The deadly storming of the U.S. Capitol by a mob that we should properly call domestic terrorists irrevocably changes the politics of the day in the same way that the attack by foreign terrorists on Sept. 11, 2001, changed our politics then.
At the time, President George W. Bush laid down a stern but clear warning to other nations that clarified the stakes for any who might have been confused: “Either you are with us, or you are with the terrorists.”
That same Bush dictum should apply here to this outburst of domestic terrorism. Some Republicans are already finding that an unwelcome standard because the person most responsible for inciting that seditious riot was none other than one of their own, the president of the United States. We’re seeing House Minority Leader Kevin McCarthy of California warn against impeachment and instead call for “unity.” Unity is a thing to be desired, of course, but we cannot have unity with those who violently tried to interfere with government doing its duty — or those who encouraged them. It has long been a cardinal principle of American policy: The United States does not negotiate with terrorists. Why should that policy change now?

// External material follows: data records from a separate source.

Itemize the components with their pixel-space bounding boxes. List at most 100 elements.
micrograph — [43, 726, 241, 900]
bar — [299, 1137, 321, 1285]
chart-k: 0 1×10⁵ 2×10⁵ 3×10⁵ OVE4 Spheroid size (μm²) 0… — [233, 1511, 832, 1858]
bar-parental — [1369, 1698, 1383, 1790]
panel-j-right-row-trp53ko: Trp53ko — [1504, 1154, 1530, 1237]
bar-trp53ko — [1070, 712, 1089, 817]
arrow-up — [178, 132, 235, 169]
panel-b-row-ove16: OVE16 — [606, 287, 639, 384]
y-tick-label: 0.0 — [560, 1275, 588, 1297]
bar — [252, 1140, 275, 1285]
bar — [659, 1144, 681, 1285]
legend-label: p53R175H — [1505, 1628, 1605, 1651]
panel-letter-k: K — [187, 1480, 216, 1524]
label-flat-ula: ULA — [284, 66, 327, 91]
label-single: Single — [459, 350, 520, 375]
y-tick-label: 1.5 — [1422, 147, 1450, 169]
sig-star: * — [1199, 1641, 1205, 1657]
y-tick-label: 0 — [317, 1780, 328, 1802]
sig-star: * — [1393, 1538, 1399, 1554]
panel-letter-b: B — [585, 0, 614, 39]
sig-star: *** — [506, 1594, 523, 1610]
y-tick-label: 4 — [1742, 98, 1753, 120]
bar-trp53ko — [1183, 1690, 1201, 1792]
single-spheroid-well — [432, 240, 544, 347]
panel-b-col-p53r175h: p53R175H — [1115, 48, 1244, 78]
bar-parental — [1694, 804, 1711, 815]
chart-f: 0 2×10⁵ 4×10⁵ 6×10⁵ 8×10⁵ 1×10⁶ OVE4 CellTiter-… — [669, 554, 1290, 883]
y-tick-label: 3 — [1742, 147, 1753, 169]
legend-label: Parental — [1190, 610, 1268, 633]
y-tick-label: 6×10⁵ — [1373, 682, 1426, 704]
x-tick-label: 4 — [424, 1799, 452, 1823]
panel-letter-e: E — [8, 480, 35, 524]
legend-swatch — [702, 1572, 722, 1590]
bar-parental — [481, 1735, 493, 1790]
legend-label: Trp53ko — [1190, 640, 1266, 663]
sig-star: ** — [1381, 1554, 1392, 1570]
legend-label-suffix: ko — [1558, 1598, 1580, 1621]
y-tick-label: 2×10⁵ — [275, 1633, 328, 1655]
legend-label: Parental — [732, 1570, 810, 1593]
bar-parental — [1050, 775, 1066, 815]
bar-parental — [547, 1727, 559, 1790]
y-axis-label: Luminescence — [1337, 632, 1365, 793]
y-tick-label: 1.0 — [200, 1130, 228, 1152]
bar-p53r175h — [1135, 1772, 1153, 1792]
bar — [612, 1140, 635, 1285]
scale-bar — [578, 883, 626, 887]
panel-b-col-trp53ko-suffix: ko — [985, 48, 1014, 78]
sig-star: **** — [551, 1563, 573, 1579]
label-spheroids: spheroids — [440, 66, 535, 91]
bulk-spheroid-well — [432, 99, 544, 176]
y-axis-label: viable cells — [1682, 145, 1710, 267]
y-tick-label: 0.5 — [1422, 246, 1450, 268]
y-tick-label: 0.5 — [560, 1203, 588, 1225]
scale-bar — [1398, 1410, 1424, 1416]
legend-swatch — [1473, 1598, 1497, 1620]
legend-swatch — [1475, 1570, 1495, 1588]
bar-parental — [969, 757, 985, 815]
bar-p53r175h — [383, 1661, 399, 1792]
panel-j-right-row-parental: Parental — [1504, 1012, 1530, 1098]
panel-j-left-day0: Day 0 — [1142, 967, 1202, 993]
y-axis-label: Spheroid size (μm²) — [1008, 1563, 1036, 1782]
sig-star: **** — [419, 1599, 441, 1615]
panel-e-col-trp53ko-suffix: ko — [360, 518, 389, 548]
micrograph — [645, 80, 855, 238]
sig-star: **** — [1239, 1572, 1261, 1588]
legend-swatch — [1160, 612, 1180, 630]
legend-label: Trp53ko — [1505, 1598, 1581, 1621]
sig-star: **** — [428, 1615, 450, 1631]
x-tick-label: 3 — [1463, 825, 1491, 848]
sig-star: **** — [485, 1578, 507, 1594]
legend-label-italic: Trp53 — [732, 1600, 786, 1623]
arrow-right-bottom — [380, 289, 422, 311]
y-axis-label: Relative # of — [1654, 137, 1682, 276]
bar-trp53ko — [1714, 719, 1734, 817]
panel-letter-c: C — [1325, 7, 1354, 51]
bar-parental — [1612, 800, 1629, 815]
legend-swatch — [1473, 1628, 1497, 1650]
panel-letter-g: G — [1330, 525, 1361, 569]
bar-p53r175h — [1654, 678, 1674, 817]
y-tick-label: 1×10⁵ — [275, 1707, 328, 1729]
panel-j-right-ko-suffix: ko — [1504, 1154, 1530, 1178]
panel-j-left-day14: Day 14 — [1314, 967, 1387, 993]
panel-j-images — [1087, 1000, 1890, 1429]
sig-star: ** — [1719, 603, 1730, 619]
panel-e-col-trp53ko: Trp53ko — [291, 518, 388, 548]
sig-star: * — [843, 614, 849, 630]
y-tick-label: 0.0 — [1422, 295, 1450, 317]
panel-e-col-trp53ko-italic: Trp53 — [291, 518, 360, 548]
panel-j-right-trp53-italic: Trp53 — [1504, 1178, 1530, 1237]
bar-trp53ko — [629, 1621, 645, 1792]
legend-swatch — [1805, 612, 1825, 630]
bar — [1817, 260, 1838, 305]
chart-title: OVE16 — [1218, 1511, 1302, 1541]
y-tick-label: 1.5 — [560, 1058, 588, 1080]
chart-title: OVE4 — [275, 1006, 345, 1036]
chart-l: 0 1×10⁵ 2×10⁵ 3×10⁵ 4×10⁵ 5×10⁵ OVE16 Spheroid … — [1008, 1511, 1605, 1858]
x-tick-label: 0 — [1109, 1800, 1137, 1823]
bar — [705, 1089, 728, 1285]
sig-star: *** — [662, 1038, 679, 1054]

Rather than find themselves discomfited, Republicans should embrace this moment and be the ones leading the charge to immediately remove Donald Trump from office by whatever constitutional means necessary.
First, there’s the matter of principle. Republicans are fond of styling themselves the law-and-order party, the party that preaches individual responsibility. Here we saw an utter breakdown of law and order, and it’s quite clear which individual bears responsibility. Thought experiment: Suppose the election had gone the other way, which it easily could have. Suppose the losing Democratic candidate had urged Black Lives Matter activists to converge on Washington and then urged them to march on the Capitol and “show strength.” Suppose then some of those activists weren’t content with merely protesting on The Mall but instead stormed the Capitol itself, dragging out police officers and beating them as we’ve now seen happen here? Who would have been culpable then? We have no doubt Republicans would have pointed to Democratic enablers — and rightly so. When it comes to dealing with unpleasant foreign powers — say, Iran — Republicans often accuse Democrats of practicing appeasement. Republicans need not abandon any of their principles to act against Trump; they only need to remember them. This is, as Ronald Reagan was fond of saying, “a time for choosing.” Choose wisely.
Second, there are more lowly political considerations. Republicans need to redeem themselves in the eyes of history. At the moment, history will remember them as the party that nominated and then enabled a president who wound up sending a mob to the Capitol that killed a police officer — a mob that included some who threatened to kill his own vice president and the Speaker of the House. It is only by sheer luck that we did not witness a mass slaughter. Unless Republicans really believe in that kind of mob rule, they must immediately disassociate themselves with the mob leader. Republicans in 1974 naturally defended their party’s president during the Watergate scandal — for a time. In the end, even they could not countenance Richmond Nixon’s criminality, which is why today we don’t remember Watergate as a party scandal but a personal scandal. Indeed, some of the names we remember best from those days are Republicans who had the courage to break with a Republican president. In the last days of Watergate, a delegation of Republican leaders went to the White House and told Nixon it was time to go. No one expects Trump to heed such a call, but where is the comparable delegation going to Vice President Mike Pence to stiffen his spine about invoking the 25th Amendment? Republicans should want to avoid the political fate of those Northern Democrats during the 1860s who wanted to make peace with the Confederacy. They were ridiculed as “copperheads” at the time — and for decades after Democrats had to contend with allegations that they were “the party of rebellion.” That is the fate that awaits Republicans unless they act against Trump.
This challenge is most acute for those Republicans who engaged in the quixotic challenges to electoral votes from certain states that Joe Biden carried, a roster which includes all four Republican members from Virginia — Ben Cline, Bob Good, Morgan Griffith and Rob Wittman. Let’s take the most charitable view possible, one espoused at the time by Sen. Ted Cruz, R-Texas — that the challenges weren’t really intended to overturn the election but merely to call attention to how many states changed their election rules in the pandemic election of 2020. The problem is that the actions of the these lawmakers had the effect of emboldening the terrorists who stormed the Capitol. These Republicans, of all people, should want to find a way to wash off that stain.
Invoking the 25th Amendment is the surest way to do that, simply because it’s the quickest. Politically speaking, an Acting President Pence would allow Republicans to claim credit for ridding the republic of a would-be autocrat who now has blood on his hands. Pence could spend his days doing things that a normal president would do under the circumstances — offer public words of comfort to the family of the slain Capitol Police officer, drape medals around the necks of their colleagues to bravely stood against the traitorous mob, and do so with a distinctly Republican voice. Of course, it’s quite likely that many Republicans don’t fear any political consequences. Indeed, some may fear the consequences of taking any action against Trump and arousing the ire of “the party’s base” that has come to see Trump in cult-like terms. If that’s the case, then those Republicans should engage in some serious self-reflection about whether that is a base worth having. Many Republican members of Congress won’t like that, but they’ll like the judgment of history even less.